Is there a better way to handle this issue?

Your original post was about excessive disk usage. This is the first time you've mentioned an OOM. Also are you also seeing a Too many open files error? Can you share the full error message and stack trace? Can you use lsof to identify all the open files? So far we have only seen 2 open file descriptors.

Can you also share the output of GET _cluster/health?

Sorry, let me clarify:
I'm having memory trouble in my machine, programs are crushing due to memory shortage and too many open files errors.
The only think I can think of that is responsible for this is elasticsearch, which holds alot of open files at any given moment (~30-50K) and the disk is filling with deleted logs that don't get removed unless I stop elastic.
I want to use elastic in production, but if I don't understand how to stop elastic from filling my disk and opening so many files, how can I?

I do not think that open files are a cause of OOMs, and 30-50k open files isn't very many, particularly if you're looking at lsof which double-counts file descriptors as we've seen above. Let's see the output from GET _cluster/health as I asked above.

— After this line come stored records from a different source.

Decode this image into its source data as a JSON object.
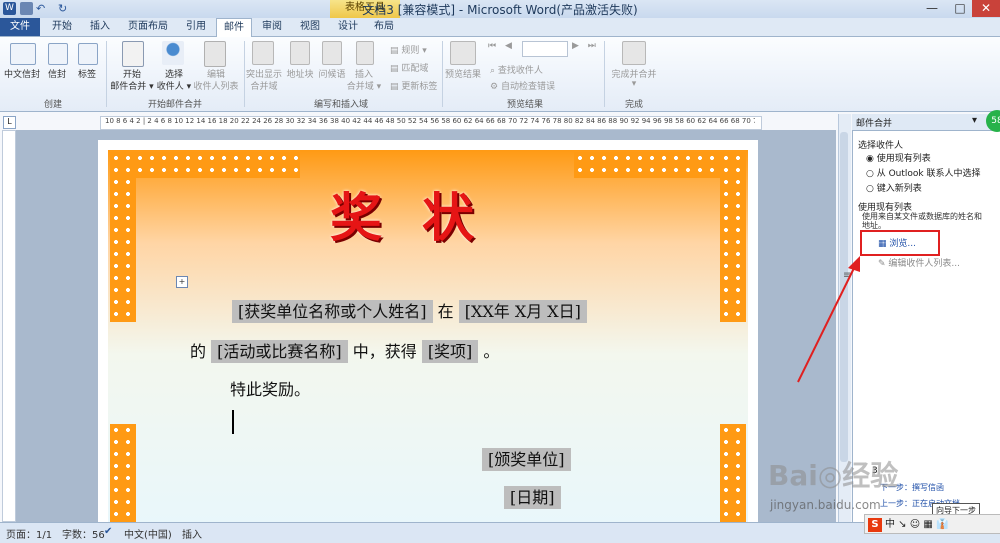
{
  "window": {
    "title": "文档3 [兼容模式] - Microsoft Word(产品激活失败)",
    "context_group": "表格工具",
    "minimize": "—",
    "maximize": "□",
    "close": "✕"
  },
  "tabs": [
    "文件",
    "开始",
    "插入",
    "页面布局",
    "引用",
    "邮件",
    "审阅",
    "视图",
    "设计",
    "布局"
  ],
  "ribbon": {
    "create": {
      "label": "创建",
      "cn_envelope": "中文信封",
      "envelope": "信封",
      "labels": "标签"
    },
    "start": {
      "label": "开始邮件合并",
      "start_merge": "开始",
      "start_merge2": "邮件合并 ▾",
      "select_recipients": "选择",
      "select_recipients2": "收件人 ▾",
      "edit_list": "编辑",
      "edit_list2": "收件人列表"
    },
    "write": {
      "label": "编写和插入域",
      "highlight": "突出显示",
      "highlight2": "合并域",
      "address_block": "地址块",
      "greeting": "问候语",
      "insert_field": "插入",
      "insert_field2": "合并域 ▾",
      "rules": "规则 ▾",
      "match_fields": "匹配域",
      "update_labels": "更新标签"
    },
    "preview": {
      "label": "预览结果",
      "preview_results": "预览结果",
      "find_recipient": "查找收件人",
      "auto_check": "自动检查错误"
    },
    "finish": {
      "label": "完成",
      "finish_merge": "完成并合并",
      "finish_merge_arrow": "▾"
    }
  },
  "ruler": {
    "ticks": "10 8 6 4 2 | 2 4 6 8 10 12 14 16 18 20 22 24 26 28 30 32 34 36 38 40 42 44 46 48 50 52 54 56 58 60 62 64 66 68 70 72 74 76 78 80 82 84 86 88 90 92 94 96 98 58 60 62 64 66 68 70 72 74 76 78 80 82 84 86 88 90 92 94 96 98"
  },
  "certificate": {
    "title": "奖状",
    "line1": {
      "field1": "[获奖单位名称或个人姓名]",
      "join": "在",
      "field2": "[XX年 X月 X日]"
    },
    "line2": {
      "prefix": "的",
      "field1": "[活动或比赛名称]",
      "mid": "中，获得",
      "field2": "[奖项]",
      "suffix": "。"
    },
    "line3": "特此奖励。",
    "issuer": "[颁奖单位]",
    "date": "[日期]"
  },
  "pane": {
    "title": "邮件合并",
    "select_recipients": "选择收件人",
    "opt1": "使用现有列表",
    "opt2": "从 Outlook 联系人中选择",
    "opt3": "键入新列表",
    "use_existing": "使用现有列表",
    "desc": "使用来自某文件或数据库的姓名和地址。",
    "browse": "浏览...",
    "edit_list": "编辑收件人列表...",
    "step": "3",
    "next": "下一步：撰写信函",
    "prev": "上一步：正在启动文档",
    "tooltip": "向导下一步"
  },
  "status": {
    "page": "页面：1/1",
    "words": "字数：56",
    "lang": "中文(中国)",
    "mode": "插入"
  },
  "watermark": {
    "text": "Bai◎经验",
    "url": "jingyan.baidu.com"
  },
  "ime": {
    "text": "中 ↘ ☺ ▦ 👔"
  },
  "badge": "58",
  "colors": {
    "accent": "#2b579a",
    "annotation": "#e02020",
    "cert_orange": "#ff9a14",
    "title_red": "#e61515"
  }
}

Here is the ouput for my local cluster:

{
  "cluster_name" : "CLUSTER1",
  "status" : "yellow",
  "timed_out" : false,
  "number_of_nodes" : 1,
  "number_of_data_nodes" : 1,
  "active_primary_shards" : 12,
  "active_shards" : 12,
  "relocating_shards" : 0,
  "initializing_shards" : 0,
  "unassigned_shards" : 11,
  "delayed_unassigned_shards" : 0,
  "number_of_pending_tasks" : 0,
  "number_of_in_flight_fetch" : 0,
  "task_max_waiting_in_queue_millis" : 0,
  "active_shards_percent_as_number" : 52.17391304347826
}

Hmm, ok, I was expecting more than 12 shards!

When Elasticsearch goes OOM it writes a heap dump. I think you'll need to open one of these (e.g. using MAT) to see what's consuming all the heap.

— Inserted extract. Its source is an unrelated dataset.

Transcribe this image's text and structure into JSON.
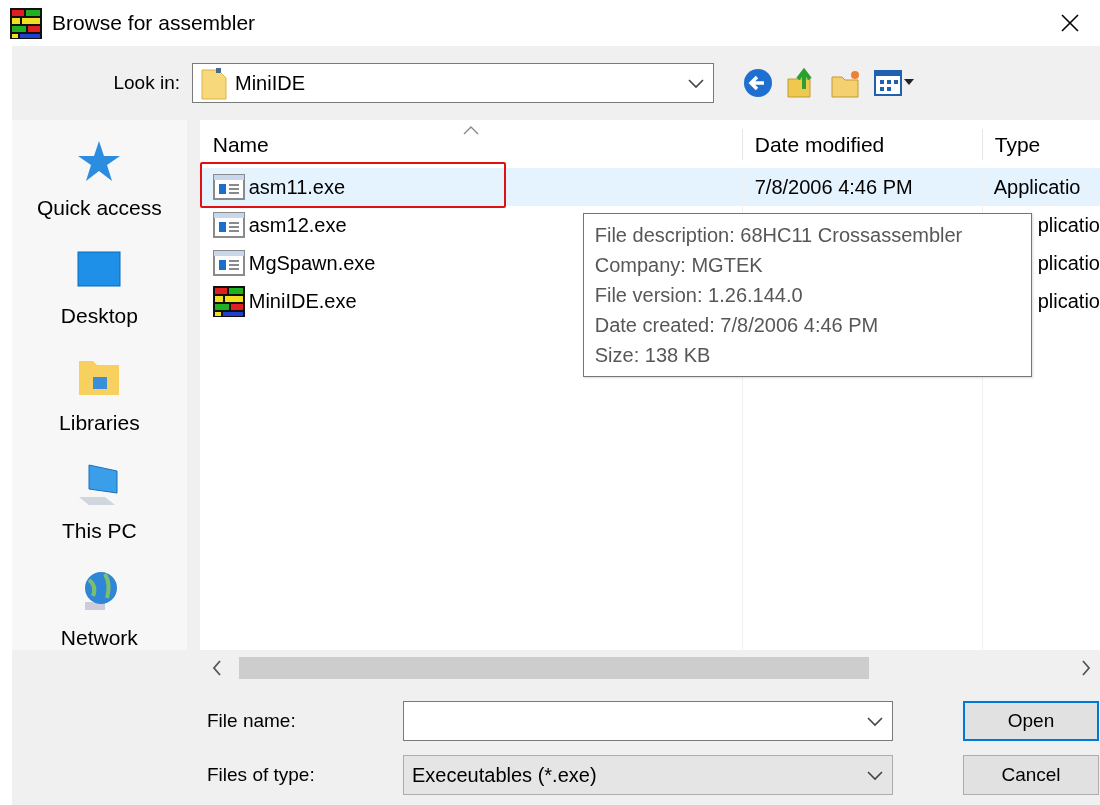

I will do that, but I'm troubled by the fack that elastic holds alot of memory by holding on to delted files, and the space the thus files are occupying doesn't get released until elastic is shut down.
Is there a way to combat it?

You haven't shown any evidence supporting this claim yet. So far you've shown Elasticsearch holding onto a single deleted file (repeated many times because that's how lsof works). From the filename, it looks like something other than Elasticsearch deleted it, so it's expected that it would remain open (because that's how Unix filesystems work). We also haven't seen anything demonstrating that this is related to the OOMs that you're reporting. I think you are jumping to conclusions at this point.

I just got this message in my elasticsearch log:

There is insufficient memory for the Java Runtime Environment to continue.
Cannot create GC thread. Out of system resources.
An error report file with more information is saved as:
/home/---/hs_err_pid31784.log
Error occurred during initialization of VM
java.lang.OutOfMemoryError: unable to create new native thread

This topic was automatically closed 28 days after the last reply. New replies are no longer allowed.